November 1, 2024

UFC Atlantic City averages 956,000 viewers

In an unusual situation, the main card was 20 percent ahead of the 2017 average, but the prelims were 12 percent below average

Noah K. Murray-USA TODAY Sports

Saturday’s UFC event in Atlantic City, N.J., headlined by Kevin Lee’s fifth-round stoppage of Edson Barboza, averaged 956,000 viewers.

The number was 20 percent ahead of the 2017 average for prime time Fight Night events, and 28 percent above the show on the same weekend last year, which was a Fight Night headlined by Cub Swanson vs. Artem Lobov.

The show also averaged 14,690 viewers per minute streaming on FOX Sports Go and FOX Now.

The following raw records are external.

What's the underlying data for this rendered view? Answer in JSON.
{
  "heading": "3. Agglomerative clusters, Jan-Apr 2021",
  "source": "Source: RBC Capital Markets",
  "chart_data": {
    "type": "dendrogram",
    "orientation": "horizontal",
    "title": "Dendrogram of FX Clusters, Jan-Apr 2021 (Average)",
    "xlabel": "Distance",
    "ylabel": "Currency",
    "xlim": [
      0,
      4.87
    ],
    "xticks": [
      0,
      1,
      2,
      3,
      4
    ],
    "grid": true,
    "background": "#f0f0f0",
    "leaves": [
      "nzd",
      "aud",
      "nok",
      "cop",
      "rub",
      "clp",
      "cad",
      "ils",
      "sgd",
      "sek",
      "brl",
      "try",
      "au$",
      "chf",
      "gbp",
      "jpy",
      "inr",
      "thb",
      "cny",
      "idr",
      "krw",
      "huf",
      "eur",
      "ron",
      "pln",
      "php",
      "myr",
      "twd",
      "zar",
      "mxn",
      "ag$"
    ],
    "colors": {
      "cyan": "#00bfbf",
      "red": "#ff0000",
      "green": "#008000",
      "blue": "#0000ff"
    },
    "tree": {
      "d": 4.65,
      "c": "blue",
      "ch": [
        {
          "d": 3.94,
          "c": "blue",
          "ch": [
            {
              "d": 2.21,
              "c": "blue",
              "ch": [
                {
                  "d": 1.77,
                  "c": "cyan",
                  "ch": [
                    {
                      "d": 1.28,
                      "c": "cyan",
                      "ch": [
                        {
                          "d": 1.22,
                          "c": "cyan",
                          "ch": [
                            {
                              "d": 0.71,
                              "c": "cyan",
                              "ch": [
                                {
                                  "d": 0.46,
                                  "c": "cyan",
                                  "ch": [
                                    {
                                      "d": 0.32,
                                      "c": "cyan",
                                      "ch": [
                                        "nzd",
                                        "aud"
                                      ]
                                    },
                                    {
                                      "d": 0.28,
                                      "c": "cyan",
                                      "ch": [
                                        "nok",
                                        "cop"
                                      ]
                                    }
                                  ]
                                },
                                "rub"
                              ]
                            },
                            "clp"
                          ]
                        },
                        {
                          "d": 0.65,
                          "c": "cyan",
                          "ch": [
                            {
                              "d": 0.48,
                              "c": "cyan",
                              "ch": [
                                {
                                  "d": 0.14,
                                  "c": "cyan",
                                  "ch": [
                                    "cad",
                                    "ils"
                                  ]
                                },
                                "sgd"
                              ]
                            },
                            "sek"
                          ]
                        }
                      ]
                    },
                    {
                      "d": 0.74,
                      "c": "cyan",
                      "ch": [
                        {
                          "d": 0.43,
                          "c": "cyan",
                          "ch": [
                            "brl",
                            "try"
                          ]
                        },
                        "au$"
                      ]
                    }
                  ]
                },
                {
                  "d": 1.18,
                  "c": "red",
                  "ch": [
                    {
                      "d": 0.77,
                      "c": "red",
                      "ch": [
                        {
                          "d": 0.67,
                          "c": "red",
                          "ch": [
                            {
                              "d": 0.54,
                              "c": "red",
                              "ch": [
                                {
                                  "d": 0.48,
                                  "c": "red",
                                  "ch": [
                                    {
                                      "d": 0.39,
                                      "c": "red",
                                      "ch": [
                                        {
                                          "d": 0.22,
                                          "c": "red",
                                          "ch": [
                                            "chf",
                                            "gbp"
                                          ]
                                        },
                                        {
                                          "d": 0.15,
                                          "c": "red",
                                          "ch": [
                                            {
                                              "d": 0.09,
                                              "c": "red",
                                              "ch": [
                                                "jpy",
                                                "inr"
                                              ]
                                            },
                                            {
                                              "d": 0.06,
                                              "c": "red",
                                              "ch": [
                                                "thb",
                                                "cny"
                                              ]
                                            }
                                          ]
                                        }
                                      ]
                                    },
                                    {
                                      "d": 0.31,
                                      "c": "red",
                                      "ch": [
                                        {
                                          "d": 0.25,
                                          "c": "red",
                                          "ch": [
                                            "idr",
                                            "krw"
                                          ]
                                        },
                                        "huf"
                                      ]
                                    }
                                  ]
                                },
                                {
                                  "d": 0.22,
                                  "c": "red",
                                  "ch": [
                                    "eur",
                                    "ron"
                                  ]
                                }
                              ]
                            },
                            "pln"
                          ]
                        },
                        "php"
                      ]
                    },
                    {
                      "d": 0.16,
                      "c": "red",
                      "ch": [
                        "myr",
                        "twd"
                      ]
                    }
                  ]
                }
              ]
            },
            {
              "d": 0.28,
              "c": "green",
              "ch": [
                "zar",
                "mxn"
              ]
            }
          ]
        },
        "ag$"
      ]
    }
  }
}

The show peaked with 1,092,000 viewers for a heavyweight slugfest with Justin Willis winning a decision over Chase Sherman.

The good news of the main card number has to be tempered with the unusually low number for the prelims, which averaged 561,000 viewers on television and another 9,263 viewers on average streaming the show. The prelims didn’t have any major draws on it. Ryan LaFlare’s win over Alex Garcia headlined, and there was a higher quality of fights on paper than typical prelims with Corey Anderson and Siyar Bahadurzada winning in the first two bouts.

The number was 12 percent lower than the prelims averaged in prime time last year. In almost every case, an above average main card would also carry the prelims to above usual levels. The gap of 405,000 viewers between the prelims and the main card was larger than for any FS 1 event of last year.

There was a lot of competition on Saturday, with the main card going against ESPN’s broadcast of the Oklahoma City Thunder vs. Utah Jazz NBA playoff game, which did 3,394,000 viewers, as well as the Adrien Broner vs. Jesse Vargas fight on Showtime, which did 782,000 viewers for the fight itself.

The prelims, airing from 8-10 p.m., went against both NBA and NHL playoffs, which did 2,804,000 and 1,889,000 viewers, a NASCAR race on FOX that did 3,033,000 viewers as well as a good deal of local market baseball, basketball and hockey games.